How I feel is that since 2000 the desperation is ratcheted up exponentially from the times of Paul Volcker and his traditional Fed playbook. Greenspan aggrandized himself under the image of “the Maestro” (the fucker attended Juilliard, of all things) when really all he did was drink out of and eventually pollute the wellspring of relatively sound finance that Volcker had left him.

I am not smart enough or perhaps lunatic enough to be able to form a narrative that would explain where or why the breadcrumbs were lost or why the Continuum (below) has remained under control so steadfastly since Volcker handed off to Greenspan. I only know that it has, and that is enough. Something happened (or changed) in the 1980s and that something affected the Continuum below and the Yield Spread above.

What’s more, since that something is still in force (ref. the lovely robo trend below and why it was such a big deal that rates tried to break out in H2 2018).

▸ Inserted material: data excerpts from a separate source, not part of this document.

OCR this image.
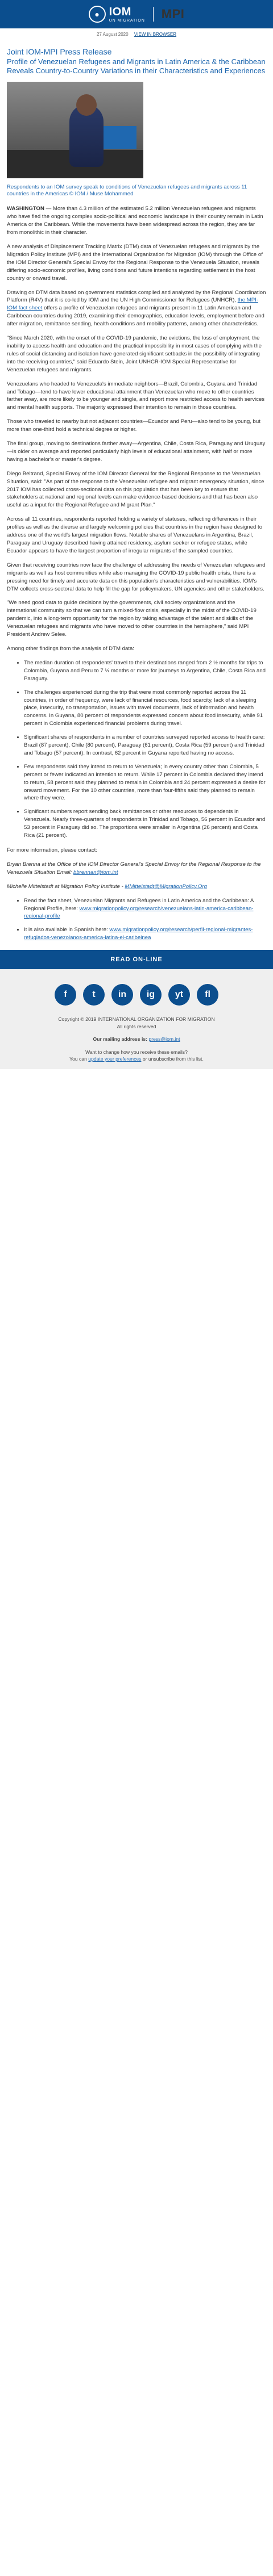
● IOM
UN MIGRATION MPI
27 August 2020 VIEW IN BROWSER
Joint IOM-MPI Press Release
Profile of Venezuelan Refugees and Migrants in Latin America & the Caribbean Reveals Country-to-Country Variations in their Characteristics and Experiences
Respondents to an IOM survey speak to conditions of Venezuelan refugees and migrants across 11 countries in the Americas © IOM / Muse Mohammed

WASHINGTON — More than 4.3 million of the estimated 5.2 million Venezuelan refugees and migrants who have fled the ongoing complex socio-political and economic landscape in their country remain in Latin America or the Caribbean. While the movements have been widespread across the region, they are far from monolithic in their character.

A new analysis of Displacement Tracking Matrix (DTM) data of Venezuelan refugees and migrants by the Migration Policy Institute (MPI) and the International Organization for Migration (IOM) through the Office of the IOM Director General's Special Envoy for the Regional Response to the Venezuela Situation, reveals differing socio-economic profiles, living conditions and future intentions regarding settlement in the host country or onward travel.

Drawing on DTM data based on government statistics compiled and analyzed by the Regional Coordination Platform (R4V) that it is co-led by IOM and the UN High Commissioner for Refugees (UNHCR), the MPI-IOM fact sheet offers a profile of Venezuelan refugees and migrants present in 11 Latin American and Caribbean countries during 2019, examining their demographics, education levels, employment before and after migration, remittance sending, health conditions and mobility patterns, among other characteristics.

"Since March 2020, with the onset of the COVID-19 pandemic, the evictions, the loss of employment, the inability to access health and education and the practical impossibility in most cases of complying with the rules of social distancing and isolation have generated significant setbacks in the possibility of integrating into the receiving countries," said Eduardo Stein, Joint UNHCR-IOM Special Representative for Venezuelan refugees and migrants.

Venezuelans who headed to Venezuela's immediate neighbors—Brazil, Colombia, Guyana and Trinidad and Tobago—tend to have lower educational attainment than Venezuelan who move to other countries farther away, are more likely to be younger and single, and report more restricted access to health services and mental health supports. The majority expressed their intention to remain in those countries.

Those who traveled to nearby but not adjacent countries—Ecuador and Peru—also tend to be young, but more than one-third hold a technical degree or higher.

The final group, moving to destinations farther away—Argentina, Chile, Costa Rica, Paraguay and Uruguay—is older on average and reported particularly high levels of educational attainment, with half or more having a bachelor's or master's degree.

Diego Beltrand, Special Envoy of the IOM Director General for the Regional Response to the Venezuelan Situation, said: "As part of the response to the Venezuelan refugee and migrant emergency situation, since 2017 IOM has collected cross-sectional data on this population that has been key to ensure that stakeholders at national and regional levels can make evidence-based decisions and that has been also useful as a input for the Regional Refugee and Migrant Plan."

Across all 11 countries, respondents reported holding a variety of statuses, reflecting differences in their profiles as well as the diverse and largely welcoming policies that countries in the region have designed to address one of the world's largest migration flows. Notable shares of Venezuelans in Argentina, Brazil, Paraguay and Uruguay described having attained residency, asylum seeker or refugee status, while Ecuador appears to have the largest proportion of irregular migrants of the sampled countries.

Given that receiving countries now face the challenge of addressing the needs of Venezuelan refugees and migrants as well as host communities while also managing the COVID-19 public health crisis, there is a pressing need for timely and accurate data on this population's characteristics and vulnerabilities. IOM's DTM collects cross-sectoral data to help fill the gap for policymakers, UN agencies and other stakeholders.

"We need good data to guide decisions by the governments, civil society organizations and the international community so that we can turn a mixed-flow crisis, especially in the midst of the COVID-19 pandemic, into a long-term opportunity for the region by taking advantage of the talent and skills of the Venezuelan refugees and migrants who have moved to other countries in the hemisphere," said MPI President Andrew Selee.

Among other findings from the analysis of DTM data:

• The median duration of respondents' travel to their destinations ranged from 2 ½ months for trips to Colombia, Guyana and Peru to 7 ½ months or more for journeys to Argentina, Chile, Costa Rica and Paraguay.
• The challenges experienced during the trip that were most commonly reported across the 11 countries, in order of frequency, were lack of financial resources, food scarcity, lack of a sleeping place, insecurity, no transportation, issues with travel documents, lack of information and health concerns. In Guyana, 80 percent of respondents expressed concern about food insecurity, while 91 percent in Colombia experienced financial problems during travel.
• Significant shares of respondents in a number of countries surveyed reported access to health care: Brazil (87 percent), Chile (80 percent), Paraguay (61 percent), Costa Rica (59 percent) and Trinidad and Tobago (57 percent). In contrast, 62 percent in Guyana reported having no access.
• Few respondents said they intend to return to Venezuela; in every country other than Colombia, 5 percent or fewer indicated an intention to return. While 17 percent in Colombia declared they intend to return, 58 percent said they planned to remain in Colombia and 24 percent expressed a desire for onward movement. For the 10 other countries, more than four-fifths said they planned to remain where they were.
• Significant numbers report sending back remittances or other resources to dependents in Venezuela. Nearly three-quarters of respondents in Trinidad and Tobago, 56 percent in Ecuador and 53 percent in Paraguay did so. The proportions were smaller in Argentina (26 percent) and Costa Rica (21 percent).

For more information, please contact:

Bryan Brenna at the Office of the IOM Director General's Special Envoy for the Regional Response to the Venezuela Situation Email: bbrennan@iom.int

Michelle Mittelstadt at Migration Policy Institute - MMittelstadt@MigrationPolicy.Org

• Read the fact sheet, Venezuelan Migrants and Refugees in Latin America and the Caribbean: A Regional Profile, here: www.migrationpolicy.org/research/venezuelans-latin-america-caribbean-regional-profile
• It is also available in Spanish here: www.migrationpolicy.org/research/perfil-regional-migrantes-refugiados-venezolanos-america-latina-el-caribeinea
READ ON-LINE
f	t	in	ig	yt	fl
Copyright © 2019 INTERNATIONAL ORGANIZATION FOR MIGRATION
All rights reserved
Our mailing address is: press@iom.int
Want to change how you receive these emails?
You can update your preferences or unsubscribe from this list.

I am inclined to give more weight to the last two yield spread disruptions than the previous two, per the chart above. This is no comment on whether or not the next steepener is going to be inflationary or deflationary (my guess is the former), but it is a comment that we can expect some big changes from the damn Goldilocks thing that has gone on for too long now in the US.

* The reason Op/Twist forced the yield curve into a “no inflation” signal is that by definition, it’s strategy of selling short-term Treasury bonds and buying long-term Treasury bonds was a flattener. In the Fed’s own word… a way to “sanitize” inflation (mopping up the Fed’s own previously created inflation problem).